23. Afin d'apprécier si les garanties prévues par le droit interne limitent suffisamment ces pouvoirs pour offrir une protection adéquate contre toute ingérence arbitraire dans le droit au respect de la vie privée, il convient de prendre en considération la portée géographique et temporelle des pouvoirs, la latitude accordée aux autorités pour décider si et quand exercer ces pouvoirs, toute limitation éventuelle à l'ingérence que l'exercice de ces pouvoirs occasionne, la possibilité d'un contrôle juridictionnel de l'exercice des pouvoirs et une supervision indépendante de l'usage qui en est fait (CEDH, arrêt du 28 février 2019 précité).

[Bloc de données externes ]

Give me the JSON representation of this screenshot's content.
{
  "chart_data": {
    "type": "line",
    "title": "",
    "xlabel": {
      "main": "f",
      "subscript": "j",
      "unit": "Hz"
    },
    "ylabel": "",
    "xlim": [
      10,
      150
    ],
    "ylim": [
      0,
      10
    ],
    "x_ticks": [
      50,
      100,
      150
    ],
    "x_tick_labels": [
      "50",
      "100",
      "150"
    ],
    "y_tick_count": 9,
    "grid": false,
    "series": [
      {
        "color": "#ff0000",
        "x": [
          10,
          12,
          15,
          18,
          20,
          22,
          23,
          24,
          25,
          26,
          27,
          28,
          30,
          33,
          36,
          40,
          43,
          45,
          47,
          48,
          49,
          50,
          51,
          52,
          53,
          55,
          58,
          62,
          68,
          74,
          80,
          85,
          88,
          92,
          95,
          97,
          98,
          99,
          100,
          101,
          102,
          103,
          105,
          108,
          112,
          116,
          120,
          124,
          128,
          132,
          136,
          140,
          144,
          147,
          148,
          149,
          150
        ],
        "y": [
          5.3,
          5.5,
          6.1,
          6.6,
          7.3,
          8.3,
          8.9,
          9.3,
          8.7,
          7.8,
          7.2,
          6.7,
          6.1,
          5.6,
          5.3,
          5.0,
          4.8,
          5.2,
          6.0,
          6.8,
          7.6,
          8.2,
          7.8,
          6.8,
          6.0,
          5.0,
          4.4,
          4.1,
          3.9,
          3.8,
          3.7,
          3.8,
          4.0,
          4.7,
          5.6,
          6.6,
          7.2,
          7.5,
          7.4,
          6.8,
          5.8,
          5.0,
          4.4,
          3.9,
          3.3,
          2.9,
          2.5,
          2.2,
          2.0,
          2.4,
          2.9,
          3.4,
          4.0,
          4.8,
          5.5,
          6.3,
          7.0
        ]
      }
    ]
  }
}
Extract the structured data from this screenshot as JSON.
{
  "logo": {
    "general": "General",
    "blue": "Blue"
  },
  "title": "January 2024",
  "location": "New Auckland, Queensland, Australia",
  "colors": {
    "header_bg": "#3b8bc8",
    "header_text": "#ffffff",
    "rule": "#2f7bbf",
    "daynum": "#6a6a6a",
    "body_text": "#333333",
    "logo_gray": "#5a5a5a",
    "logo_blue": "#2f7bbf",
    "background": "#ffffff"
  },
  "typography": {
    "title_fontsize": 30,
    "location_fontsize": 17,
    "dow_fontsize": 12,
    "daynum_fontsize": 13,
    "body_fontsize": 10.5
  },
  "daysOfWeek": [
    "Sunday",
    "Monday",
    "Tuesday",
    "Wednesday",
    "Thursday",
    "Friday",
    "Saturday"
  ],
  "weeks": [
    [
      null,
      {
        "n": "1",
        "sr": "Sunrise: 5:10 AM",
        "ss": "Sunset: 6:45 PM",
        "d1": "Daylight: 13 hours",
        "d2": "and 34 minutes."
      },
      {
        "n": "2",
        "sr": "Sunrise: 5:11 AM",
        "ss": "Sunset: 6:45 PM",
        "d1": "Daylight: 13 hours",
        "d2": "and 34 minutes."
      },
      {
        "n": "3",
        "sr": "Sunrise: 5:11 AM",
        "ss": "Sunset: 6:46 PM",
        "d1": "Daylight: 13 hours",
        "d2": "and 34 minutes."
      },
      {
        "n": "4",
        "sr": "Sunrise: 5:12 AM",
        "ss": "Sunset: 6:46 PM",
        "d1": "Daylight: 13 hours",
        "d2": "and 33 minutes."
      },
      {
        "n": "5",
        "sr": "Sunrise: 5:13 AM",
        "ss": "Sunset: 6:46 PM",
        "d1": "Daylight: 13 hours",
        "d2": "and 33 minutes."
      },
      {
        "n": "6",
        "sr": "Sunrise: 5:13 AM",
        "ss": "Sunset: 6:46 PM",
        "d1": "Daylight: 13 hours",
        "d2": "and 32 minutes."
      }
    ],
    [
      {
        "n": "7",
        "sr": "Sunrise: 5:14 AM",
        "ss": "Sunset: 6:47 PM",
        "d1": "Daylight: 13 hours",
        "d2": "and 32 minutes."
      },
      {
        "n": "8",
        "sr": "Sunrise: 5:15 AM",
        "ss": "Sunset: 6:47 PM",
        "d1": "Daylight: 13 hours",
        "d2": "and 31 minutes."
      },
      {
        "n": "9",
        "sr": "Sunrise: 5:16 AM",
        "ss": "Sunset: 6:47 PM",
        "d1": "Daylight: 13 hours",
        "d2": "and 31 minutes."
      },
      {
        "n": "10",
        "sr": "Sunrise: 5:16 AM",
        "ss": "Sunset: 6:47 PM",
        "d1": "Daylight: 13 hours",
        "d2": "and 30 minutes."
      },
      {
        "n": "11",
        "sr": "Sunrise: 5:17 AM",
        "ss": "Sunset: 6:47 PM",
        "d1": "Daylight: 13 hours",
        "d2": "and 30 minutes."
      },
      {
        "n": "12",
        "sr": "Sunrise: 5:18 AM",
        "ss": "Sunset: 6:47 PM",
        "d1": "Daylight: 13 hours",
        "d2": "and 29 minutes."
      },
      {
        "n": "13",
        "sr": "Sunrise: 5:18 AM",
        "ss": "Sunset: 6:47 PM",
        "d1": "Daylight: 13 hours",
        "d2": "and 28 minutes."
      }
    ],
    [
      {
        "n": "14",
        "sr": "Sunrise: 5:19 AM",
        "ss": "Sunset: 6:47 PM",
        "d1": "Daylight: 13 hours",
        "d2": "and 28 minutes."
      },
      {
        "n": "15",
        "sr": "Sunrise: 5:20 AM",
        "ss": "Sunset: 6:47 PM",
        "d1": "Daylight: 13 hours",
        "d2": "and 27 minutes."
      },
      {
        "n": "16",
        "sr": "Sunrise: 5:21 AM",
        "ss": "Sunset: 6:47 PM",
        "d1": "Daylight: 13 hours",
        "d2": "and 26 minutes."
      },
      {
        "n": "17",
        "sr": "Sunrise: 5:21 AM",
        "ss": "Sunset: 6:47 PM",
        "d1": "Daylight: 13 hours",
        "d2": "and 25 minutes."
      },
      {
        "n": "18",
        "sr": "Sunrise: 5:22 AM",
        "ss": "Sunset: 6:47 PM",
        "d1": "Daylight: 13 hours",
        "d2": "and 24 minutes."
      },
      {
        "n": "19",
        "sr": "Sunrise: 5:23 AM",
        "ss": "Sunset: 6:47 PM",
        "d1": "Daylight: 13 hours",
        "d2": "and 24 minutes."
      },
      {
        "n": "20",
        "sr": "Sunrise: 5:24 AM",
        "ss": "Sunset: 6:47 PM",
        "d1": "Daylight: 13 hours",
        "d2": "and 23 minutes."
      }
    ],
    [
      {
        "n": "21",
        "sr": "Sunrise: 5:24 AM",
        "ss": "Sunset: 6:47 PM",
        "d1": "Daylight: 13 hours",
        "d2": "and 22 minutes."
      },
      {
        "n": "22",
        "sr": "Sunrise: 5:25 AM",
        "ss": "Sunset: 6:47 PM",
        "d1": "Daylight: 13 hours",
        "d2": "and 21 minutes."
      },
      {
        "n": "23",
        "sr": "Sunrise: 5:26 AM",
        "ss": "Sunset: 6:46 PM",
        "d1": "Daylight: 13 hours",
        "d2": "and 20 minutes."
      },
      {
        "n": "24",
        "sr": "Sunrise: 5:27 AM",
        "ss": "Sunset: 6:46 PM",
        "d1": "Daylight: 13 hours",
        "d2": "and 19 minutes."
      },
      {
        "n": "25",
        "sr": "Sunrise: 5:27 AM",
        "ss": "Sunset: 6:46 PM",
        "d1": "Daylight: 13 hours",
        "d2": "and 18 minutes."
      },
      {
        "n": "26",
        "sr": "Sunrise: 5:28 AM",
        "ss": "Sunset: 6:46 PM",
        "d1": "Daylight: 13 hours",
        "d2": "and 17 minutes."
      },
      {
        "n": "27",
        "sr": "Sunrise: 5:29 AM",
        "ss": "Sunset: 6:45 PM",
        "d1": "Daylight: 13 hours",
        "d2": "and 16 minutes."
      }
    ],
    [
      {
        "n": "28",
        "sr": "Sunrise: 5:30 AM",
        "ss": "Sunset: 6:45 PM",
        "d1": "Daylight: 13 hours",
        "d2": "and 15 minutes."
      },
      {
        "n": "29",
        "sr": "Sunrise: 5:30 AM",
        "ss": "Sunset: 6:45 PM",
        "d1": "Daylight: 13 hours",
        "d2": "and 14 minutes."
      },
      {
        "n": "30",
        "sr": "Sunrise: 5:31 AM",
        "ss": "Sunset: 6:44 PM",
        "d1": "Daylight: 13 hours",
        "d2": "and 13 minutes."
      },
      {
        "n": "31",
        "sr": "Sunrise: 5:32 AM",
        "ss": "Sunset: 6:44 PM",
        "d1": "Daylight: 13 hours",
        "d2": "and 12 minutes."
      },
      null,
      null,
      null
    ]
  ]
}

24. Aussi, l'article 60 du code des douanes ne saurait être regardé comme compatible avec l'article 8 de la Convention européenne des droits de l'homme qu'aux conditions qui suivent.
25. Les agents des douanes ne peuvent exercer le droit de visite prévu par l'article 60, selon les modalités rappelées aux paragraphes 18 et 19, que s'ils constatent l'existence de raisons plausibles de soupçonner la commission ou la tentative de commission d'une infraction douanière, ou s'ils opèrent dans des zones et lieux présentant des risques particuliers de commission d'infractions douanières. Ces zones et lieux sont le rayon douanier et les bureaux des douanes, tels que définis par l'article 44, dans sa rédaction antérieure à la loi du 18 juillet 2023 précitée, et l'article 47 du code des douanes, ainsi que ceux énumérés par le premier alinéa de l'article 67 quater du même code.
26. La méconnaissance de ces conditions, susceptible d'avoir entraîné une atteinte au droit au respect de la vie privée, n'affecte qu'un intérêt privé. Aussi, le juge pénal ne peut prononcer la nullité, en application des dispositions de l'article 802 du code de procédure pénale, que si cette irrégularité elle-même a occasionné un préjudice au requérant, lequel ne peut résulter de la seule mise en cause de celui-ci par l'acte critiqué (Crim., 7 septembre 2021, pourvoi n° 21-80.642, publié au Bulletin).
27. Par ailleurs, la Cour de cassation juge que l'ingérence dans la vie privée qui résulte de la fouille d'un véhicule étant, par sa nature même, moindre que celle résultant d'une perquisition dans un domicile, il appartient au requérant d'établir qu'un tel acte lui a occasionné un grief (Crim., 16 janvier 2024, pourvoi n° 22-87.593, publié au Bulletin).
28. En l'espèce, l'arrêt attaqué énonce que le contrôle douanier a fait suite à un renseignement sur une remontée depuis le sud de la France, sur l'autoroute A83, de produits stupéfiants par un convoi composé de deux véhicules précisément identifiés, conforté par les constatations des agents des douanes qui ont observé le passage du véhicule ouvreur suivi de celui conduit par Mme [O].
29. Il s'ensuit que les juges ont relevé que les agents des douanes ont procédé au contrôle après avoir constaté l'existence de raisons plausibles de soupçonner la commission d'une infraction douanière.
30. Dès lors, le grief doit être écarté.
31. Par ailleurs, l'arrêt est régulier en la forme.
PAR CES MOTIFS, la Cour :
REJETTE le pourvoi ;
Ainsi fait et jugé par la Cour de cassation, chambre criminelle, et prononcé par le président en son audience publique du quatre décembre deux mille vingt-quatre.